The tears came to Lucie’s eyes as she lifted Pom Pom into her visitor’s lap. The dog looked inquiringly at his mistress but seemed to understand that he was to remain, and was very quiet under the caressing touch of Odette’s hand.
“We had a little farm,” Odette went on, “and we were very happy, but I shall never see that home again, for it does not exist. There is nothing there, nothing but deep holes in the ground, no trees, no house, no barn; all is destroyed, the house and barn burned, the trees cut down, the fields plowed up by bullets and bombs. There is nothing to go back to, and no one is there. Oh, I know, for I have heard my aunt tell it over and over again, and when I shut my eyes at night I can imagine it, that horrible place of holes where no one lives. I do not wish to see it, but sometimes I dream of my home, yet when I wake I know it is only a dream, only a dream.” She shook her head mournfully, and the tragic expression in her eyes deepened. In another moment, however, she tossed up her head with a gesture of defiance. “I will not think of it. I will think only of France, and of her soldiers. You have a soldier papa. Tell me of him and of your home.”
“My papa is a captain. He went at once. He was wounded, but at last news he was improving. Paulette managed to find out this, and we are now trying to get word of my mamma, and of my grandfather. We expected to find my grandfather here in Paris, but he has not come and those good ladies at the ouvroir are trying to find out what has become of him. Our home was not a farm but in a small town where my father had a factory as his father had before him. We are afraid all is destroyed, but we do not know. We had a pretty garden and such pleasant neighbors. I hope, oh, I do hope all is not destroyed, and that we can go back. I cannot imagine being happy anywhere else.”
Odette looked at her compassionately. “It seems that you are very young,” she said. “Me, I feel so old. I think I have lived many years in a few weeks, and yet I am only fifteen.”

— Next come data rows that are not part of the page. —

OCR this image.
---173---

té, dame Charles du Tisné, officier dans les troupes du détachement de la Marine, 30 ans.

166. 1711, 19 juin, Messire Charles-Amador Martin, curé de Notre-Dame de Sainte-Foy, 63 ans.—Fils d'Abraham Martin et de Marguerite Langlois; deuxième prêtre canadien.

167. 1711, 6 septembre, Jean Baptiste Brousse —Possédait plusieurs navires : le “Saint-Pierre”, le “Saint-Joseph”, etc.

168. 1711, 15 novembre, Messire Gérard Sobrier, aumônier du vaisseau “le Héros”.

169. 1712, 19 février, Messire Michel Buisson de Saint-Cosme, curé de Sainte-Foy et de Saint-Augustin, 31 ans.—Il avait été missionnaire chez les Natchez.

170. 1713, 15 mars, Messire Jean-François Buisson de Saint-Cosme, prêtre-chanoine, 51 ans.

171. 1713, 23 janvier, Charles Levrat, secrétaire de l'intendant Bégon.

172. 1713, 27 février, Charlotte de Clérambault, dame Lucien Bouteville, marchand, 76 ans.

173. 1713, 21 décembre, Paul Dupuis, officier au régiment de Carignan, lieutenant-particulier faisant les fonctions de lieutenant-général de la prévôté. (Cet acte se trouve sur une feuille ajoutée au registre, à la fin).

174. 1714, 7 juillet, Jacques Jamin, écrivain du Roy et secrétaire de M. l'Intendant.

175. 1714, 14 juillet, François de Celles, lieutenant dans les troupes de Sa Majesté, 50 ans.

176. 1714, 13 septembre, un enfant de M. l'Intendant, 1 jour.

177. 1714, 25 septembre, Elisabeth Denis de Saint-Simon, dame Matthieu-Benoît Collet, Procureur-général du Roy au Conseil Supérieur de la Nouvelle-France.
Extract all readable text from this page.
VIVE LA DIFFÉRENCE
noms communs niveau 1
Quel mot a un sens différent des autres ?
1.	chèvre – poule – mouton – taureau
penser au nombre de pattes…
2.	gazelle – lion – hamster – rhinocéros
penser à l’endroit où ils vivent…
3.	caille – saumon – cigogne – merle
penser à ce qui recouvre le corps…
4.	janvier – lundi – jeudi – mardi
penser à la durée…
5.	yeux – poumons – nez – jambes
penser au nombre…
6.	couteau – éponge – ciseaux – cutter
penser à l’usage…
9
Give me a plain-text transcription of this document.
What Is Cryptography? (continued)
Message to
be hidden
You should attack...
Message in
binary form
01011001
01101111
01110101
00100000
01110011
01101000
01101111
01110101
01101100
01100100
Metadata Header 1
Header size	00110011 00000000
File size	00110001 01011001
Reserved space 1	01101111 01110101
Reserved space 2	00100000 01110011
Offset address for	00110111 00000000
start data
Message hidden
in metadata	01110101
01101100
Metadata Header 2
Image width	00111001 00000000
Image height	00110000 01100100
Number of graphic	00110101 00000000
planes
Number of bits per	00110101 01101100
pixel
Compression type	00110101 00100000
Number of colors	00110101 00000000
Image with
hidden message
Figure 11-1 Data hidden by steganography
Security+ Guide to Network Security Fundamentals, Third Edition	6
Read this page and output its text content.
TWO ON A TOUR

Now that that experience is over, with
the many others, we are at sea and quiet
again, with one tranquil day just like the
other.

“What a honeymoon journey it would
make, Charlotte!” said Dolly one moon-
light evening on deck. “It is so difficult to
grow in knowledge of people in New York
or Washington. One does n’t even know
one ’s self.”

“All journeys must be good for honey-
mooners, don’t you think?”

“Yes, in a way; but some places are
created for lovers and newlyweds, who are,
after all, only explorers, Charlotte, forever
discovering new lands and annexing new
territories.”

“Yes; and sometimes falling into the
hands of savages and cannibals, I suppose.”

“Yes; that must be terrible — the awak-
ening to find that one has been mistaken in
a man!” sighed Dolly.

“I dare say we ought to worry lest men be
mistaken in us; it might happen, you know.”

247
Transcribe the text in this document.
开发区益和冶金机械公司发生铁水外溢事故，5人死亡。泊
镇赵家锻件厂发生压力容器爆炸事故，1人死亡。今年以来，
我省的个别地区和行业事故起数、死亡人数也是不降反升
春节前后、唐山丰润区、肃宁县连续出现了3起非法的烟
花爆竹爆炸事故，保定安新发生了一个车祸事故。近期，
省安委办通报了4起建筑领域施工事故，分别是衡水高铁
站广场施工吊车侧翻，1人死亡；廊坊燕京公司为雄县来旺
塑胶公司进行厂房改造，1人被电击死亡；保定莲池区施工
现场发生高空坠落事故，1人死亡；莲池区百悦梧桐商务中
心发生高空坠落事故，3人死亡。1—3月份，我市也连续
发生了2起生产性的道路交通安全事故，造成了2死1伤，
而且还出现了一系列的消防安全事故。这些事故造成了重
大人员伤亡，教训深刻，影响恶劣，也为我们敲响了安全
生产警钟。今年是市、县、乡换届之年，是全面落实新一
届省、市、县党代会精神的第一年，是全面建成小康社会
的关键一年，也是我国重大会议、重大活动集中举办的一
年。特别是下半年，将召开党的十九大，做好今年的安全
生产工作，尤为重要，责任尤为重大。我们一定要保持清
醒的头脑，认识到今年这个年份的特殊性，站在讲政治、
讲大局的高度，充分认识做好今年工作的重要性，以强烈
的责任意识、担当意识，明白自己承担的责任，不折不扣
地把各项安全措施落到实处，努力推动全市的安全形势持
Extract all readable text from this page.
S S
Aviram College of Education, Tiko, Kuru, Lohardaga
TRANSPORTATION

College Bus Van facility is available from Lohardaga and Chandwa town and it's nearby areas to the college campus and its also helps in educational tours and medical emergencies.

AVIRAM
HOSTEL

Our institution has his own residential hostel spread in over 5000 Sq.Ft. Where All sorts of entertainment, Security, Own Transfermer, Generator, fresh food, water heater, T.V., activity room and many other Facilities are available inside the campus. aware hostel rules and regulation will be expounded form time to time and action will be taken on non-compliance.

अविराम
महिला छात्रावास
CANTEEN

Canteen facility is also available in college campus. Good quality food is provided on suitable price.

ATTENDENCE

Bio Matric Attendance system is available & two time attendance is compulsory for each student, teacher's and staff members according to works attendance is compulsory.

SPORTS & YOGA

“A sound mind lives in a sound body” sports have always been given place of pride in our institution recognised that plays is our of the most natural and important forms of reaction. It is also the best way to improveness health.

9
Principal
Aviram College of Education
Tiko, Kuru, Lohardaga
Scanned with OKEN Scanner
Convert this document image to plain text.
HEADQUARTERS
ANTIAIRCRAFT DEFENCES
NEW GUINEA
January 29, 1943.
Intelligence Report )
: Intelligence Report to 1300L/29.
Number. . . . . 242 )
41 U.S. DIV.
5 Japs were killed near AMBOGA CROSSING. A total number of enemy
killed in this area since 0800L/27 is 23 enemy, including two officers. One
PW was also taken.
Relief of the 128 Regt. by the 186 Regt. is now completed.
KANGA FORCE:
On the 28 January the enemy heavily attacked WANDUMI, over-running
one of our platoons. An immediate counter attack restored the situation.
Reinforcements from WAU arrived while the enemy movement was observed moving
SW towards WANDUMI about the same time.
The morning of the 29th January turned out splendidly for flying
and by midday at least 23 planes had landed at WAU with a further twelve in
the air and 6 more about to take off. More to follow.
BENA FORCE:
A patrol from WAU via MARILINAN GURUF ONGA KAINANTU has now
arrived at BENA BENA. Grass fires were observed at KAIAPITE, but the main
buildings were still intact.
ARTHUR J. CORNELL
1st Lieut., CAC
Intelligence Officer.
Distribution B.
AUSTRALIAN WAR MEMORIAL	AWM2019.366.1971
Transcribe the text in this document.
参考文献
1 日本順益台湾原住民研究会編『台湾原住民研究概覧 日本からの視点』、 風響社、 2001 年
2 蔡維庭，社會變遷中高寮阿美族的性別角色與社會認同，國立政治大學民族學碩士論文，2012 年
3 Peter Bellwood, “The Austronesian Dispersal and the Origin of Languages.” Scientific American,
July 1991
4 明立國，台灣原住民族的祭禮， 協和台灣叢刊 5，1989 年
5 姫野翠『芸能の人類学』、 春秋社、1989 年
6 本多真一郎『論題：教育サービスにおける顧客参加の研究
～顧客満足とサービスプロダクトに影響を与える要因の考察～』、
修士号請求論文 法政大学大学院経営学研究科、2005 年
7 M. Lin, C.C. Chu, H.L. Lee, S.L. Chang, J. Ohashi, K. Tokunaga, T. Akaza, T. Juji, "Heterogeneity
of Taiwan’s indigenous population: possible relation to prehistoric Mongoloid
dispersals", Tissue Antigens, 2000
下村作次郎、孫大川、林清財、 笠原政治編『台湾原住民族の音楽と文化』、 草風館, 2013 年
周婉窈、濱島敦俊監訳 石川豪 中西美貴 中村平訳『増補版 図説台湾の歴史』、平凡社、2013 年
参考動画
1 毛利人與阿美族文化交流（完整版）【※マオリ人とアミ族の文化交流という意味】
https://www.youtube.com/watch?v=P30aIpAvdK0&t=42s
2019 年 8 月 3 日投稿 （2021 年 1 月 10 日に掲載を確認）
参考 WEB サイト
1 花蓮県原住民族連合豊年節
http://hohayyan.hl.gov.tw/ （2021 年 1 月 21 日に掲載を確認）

“And I only a year younger,” Lucie said. “Why do I seem so young to you, Odette?”
“Because you still have things to expect, to hope for. I have nothing, because all has been taken.”
“Oh, but Odette!”
“La, la, let us not speak of it. I shall laugh and be gay, very gay like the soldiers. Is it for the soldiers you are knitting?”
“Yes, but I cannot do the toe of my sock without Paulette. I am very stupid about it.”
“Ah, that is where I can help you, for I have been knitting socks for so long a time I cannot remember when I began it. Give me your knitting, I shall like to work upon it.” She took the sock which Lucie handed to her, and at once made the needles fly so fast that Lucie looked on in admiration.